Sorry. Questo sito parla solo italiano.... PARTY POINT - Grosseto Via Tagliamento 7 a-b - Tel/Fax 0564 427889





 





 

> TORNA A EVENTI

---------------------------------------------------------------------------------

vai alla pagina dei cataloghi

 

 

Storia della festa del 2 giugno


la bandiera italiana

 

Il 2 giugno 1946 si svolse il Referendum istituzionale che mise fine alla monarchia nel nostro Paese.
Gli italiani scelsero la Repubblica e insieme votarono per eleggere i 556 deputati dell'Assemblea Costituente che avrebbero redatto la nuova Carta Costituzionale.
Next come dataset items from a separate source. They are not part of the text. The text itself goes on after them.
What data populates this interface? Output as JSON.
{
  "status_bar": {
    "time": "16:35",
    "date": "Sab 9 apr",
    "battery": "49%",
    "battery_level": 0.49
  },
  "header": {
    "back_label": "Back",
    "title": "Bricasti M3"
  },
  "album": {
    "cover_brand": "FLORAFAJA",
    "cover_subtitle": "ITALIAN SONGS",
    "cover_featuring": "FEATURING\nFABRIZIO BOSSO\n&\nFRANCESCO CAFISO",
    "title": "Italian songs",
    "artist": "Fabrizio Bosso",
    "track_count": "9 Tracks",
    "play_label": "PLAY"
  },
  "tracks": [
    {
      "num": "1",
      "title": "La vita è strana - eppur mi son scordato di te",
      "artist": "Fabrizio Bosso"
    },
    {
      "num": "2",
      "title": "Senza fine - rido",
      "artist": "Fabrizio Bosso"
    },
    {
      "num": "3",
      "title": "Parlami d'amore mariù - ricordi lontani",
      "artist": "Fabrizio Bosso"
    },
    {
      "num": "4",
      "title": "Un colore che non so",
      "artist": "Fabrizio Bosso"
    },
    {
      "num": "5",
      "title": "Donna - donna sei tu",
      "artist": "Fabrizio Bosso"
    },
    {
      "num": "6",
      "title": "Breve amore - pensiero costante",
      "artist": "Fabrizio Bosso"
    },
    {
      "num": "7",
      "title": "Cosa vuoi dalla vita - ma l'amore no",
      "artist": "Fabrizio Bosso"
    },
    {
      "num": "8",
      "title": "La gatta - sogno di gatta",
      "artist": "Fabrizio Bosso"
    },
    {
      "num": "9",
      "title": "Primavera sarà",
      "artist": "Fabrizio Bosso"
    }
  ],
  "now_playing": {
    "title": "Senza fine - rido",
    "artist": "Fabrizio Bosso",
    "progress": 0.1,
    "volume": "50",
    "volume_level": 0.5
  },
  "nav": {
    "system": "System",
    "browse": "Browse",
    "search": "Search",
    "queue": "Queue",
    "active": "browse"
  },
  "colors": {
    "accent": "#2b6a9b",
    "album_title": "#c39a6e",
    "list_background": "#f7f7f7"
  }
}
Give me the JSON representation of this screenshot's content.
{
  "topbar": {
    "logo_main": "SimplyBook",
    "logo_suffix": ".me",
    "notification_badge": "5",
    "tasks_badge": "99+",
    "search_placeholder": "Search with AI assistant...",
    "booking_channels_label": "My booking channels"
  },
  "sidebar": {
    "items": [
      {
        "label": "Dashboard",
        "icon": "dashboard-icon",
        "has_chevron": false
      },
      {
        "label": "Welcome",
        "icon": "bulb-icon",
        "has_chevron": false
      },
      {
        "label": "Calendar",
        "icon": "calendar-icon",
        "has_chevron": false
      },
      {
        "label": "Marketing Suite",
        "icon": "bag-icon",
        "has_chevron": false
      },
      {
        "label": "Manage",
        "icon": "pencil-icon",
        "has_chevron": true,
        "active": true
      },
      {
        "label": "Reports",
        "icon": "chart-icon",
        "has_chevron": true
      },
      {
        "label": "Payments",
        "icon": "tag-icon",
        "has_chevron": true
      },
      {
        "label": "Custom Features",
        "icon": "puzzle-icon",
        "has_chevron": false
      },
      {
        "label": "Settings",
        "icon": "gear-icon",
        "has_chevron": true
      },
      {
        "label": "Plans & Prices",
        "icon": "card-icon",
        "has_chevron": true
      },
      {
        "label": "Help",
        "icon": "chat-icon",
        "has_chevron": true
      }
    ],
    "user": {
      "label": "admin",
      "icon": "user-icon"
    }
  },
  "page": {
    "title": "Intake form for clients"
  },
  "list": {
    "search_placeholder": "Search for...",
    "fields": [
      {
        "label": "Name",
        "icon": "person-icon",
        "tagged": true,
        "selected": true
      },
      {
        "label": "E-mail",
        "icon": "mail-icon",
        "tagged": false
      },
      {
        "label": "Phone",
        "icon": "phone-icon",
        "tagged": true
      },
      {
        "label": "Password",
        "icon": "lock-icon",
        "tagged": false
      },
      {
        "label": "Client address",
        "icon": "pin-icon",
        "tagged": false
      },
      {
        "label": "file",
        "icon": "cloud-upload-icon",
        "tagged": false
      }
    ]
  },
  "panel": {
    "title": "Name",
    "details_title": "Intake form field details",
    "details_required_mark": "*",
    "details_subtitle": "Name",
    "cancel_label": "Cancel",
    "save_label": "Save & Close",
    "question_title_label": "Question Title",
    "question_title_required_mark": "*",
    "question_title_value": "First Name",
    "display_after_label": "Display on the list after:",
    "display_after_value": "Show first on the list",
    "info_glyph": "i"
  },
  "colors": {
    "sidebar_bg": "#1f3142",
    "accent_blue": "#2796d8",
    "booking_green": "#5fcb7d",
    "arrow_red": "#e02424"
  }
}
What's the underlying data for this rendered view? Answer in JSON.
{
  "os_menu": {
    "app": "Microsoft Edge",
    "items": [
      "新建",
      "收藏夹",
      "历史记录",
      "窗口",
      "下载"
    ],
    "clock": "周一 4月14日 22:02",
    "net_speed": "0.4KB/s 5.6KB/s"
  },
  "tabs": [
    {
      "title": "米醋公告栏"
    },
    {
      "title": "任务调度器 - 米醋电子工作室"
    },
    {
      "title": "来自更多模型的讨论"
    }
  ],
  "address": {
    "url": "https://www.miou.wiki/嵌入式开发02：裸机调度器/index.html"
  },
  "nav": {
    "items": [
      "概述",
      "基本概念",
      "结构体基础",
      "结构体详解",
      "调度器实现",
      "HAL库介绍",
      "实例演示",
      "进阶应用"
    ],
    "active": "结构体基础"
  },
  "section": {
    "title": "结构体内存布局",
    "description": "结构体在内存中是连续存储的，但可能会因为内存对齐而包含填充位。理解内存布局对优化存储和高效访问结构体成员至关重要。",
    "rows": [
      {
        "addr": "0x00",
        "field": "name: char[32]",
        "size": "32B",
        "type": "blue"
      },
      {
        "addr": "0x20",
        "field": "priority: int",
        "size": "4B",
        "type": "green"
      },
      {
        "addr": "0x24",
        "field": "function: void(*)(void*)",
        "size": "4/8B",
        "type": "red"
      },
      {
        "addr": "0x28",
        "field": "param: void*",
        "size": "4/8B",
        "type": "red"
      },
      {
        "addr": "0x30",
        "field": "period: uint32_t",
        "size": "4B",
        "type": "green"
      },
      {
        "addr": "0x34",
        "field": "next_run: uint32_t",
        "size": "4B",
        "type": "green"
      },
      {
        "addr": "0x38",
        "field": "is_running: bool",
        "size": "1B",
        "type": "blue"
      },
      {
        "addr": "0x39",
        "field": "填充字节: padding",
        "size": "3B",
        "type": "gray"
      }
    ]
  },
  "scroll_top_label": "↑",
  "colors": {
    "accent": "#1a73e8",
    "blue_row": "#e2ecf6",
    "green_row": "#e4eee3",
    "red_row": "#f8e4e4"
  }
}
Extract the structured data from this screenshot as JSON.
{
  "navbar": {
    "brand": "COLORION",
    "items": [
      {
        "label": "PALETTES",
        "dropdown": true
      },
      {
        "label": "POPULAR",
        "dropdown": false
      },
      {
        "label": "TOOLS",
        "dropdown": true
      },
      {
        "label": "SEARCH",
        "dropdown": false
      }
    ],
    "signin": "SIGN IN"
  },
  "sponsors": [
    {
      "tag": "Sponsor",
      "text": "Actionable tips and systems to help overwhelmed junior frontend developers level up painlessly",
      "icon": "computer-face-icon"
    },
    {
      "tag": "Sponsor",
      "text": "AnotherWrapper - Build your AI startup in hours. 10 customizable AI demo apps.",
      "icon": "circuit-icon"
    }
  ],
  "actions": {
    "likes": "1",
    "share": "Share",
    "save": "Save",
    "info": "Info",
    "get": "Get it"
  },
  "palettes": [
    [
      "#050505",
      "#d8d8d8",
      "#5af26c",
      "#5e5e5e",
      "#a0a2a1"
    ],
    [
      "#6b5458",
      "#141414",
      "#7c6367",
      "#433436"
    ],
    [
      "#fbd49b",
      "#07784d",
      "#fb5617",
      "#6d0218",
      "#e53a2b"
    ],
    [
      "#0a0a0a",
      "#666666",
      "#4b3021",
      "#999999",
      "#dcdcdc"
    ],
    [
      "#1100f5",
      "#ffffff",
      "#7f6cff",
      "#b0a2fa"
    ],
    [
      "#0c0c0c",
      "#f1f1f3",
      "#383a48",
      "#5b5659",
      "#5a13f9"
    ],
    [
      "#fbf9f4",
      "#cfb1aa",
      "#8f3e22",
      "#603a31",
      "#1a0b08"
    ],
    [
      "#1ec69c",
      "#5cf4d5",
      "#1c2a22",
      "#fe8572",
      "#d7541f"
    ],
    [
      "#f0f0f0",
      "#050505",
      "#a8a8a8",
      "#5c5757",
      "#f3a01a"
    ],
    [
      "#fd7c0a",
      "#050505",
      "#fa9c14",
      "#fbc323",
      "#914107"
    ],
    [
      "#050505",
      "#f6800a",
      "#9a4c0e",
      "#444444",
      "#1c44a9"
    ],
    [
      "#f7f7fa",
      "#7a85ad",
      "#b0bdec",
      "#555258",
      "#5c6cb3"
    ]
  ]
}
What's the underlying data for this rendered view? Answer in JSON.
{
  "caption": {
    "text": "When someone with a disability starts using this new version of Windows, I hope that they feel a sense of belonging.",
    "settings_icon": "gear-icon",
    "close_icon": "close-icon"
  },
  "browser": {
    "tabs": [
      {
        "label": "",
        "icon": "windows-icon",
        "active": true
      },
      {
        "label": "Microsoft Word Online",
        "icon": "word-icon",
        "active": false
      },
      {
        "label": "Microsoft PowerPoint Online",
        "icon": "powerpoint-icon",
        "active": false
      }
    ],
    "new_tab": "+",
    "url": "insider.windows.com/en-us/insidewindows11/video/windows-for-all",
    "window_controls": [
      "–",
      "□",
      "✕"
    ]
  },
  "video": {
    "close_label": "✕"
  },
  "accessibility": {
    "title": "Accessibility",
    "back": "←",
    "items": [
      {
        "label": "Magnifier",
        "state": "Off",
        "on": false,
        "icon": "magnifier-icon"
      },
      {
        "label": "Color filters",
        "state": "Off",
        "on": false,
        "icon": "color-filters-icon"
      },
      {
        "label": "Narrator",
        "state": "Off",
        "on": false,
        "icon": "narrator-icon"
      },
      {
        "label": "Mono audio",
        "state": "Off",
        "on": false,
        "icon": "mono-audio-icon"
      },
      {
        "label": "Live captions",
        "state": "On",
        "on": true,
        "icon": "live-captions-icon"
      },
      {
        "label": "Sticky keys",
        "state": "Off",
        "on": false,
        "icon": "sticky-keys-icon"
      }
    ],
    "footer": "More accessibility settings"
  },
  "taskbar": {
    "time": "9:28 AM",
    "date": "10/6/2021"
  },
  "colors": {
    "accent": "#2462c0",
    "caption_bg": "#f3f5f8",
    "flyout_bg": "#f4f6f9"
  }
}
Fu la prima tornata elettorale a vero suffragio universale, in quanto per la prima volta nella storia del paese andarono alle urne anche le donne: si recò a votare l’89,1% degli aventi diritto al voto, pari a 24.947.187 italiani.

Il risultato delle urne fu di 12.717.923 voti a favore della Repubblica, contro i 10.719.284 a favore della Monarchia. Al nord Repubblica e Monarchia avevano ottenuto, rispettivamente il 64,8% ed il 35,2%. al centro il 63, 4% ed il 36,6%. La situazione era rovesciata al Sud, dove la Monarchia aveva vinto dappertutto con percentuali del 67,4% contro il 32,6%.

Il capoluogo di provincia più repubblicano era Ravenna con una percentuale del 91,2%; seguiva a ruota Forlì con l'88,3%. Siciliano i comuni più monarchici: Messina (85,4%) e Palermo (84,2%).

Il 13 giugno, Umberto II, "il re di maggio" (10 maggio-13 giugno 1946), partì per l’esilio e la XIII disposizione transitoria della nuova Costituzione vietò l'esercizio dei diritti politici ai membri e ai discendenti di Casa Savoia e l'ingresso in Italia ai discendenti maschi della famiglia.
I Savoia sono tornati in Italia solo il 15 marzo 2003, dopo 57 anni di esilio.

La festività nazionale del 2 giugno, data della fondazione della Repubblica italiana, venne istituita nel 1949. Nel 1977 venne soppressa a causa dell'elevato numero delle festività infrasettimanali e della loro negativa incidenza sulla produttività sia delle aziende che degli uffici pubblici e le celebrazioni furono spostate alla prima domenica di giugno.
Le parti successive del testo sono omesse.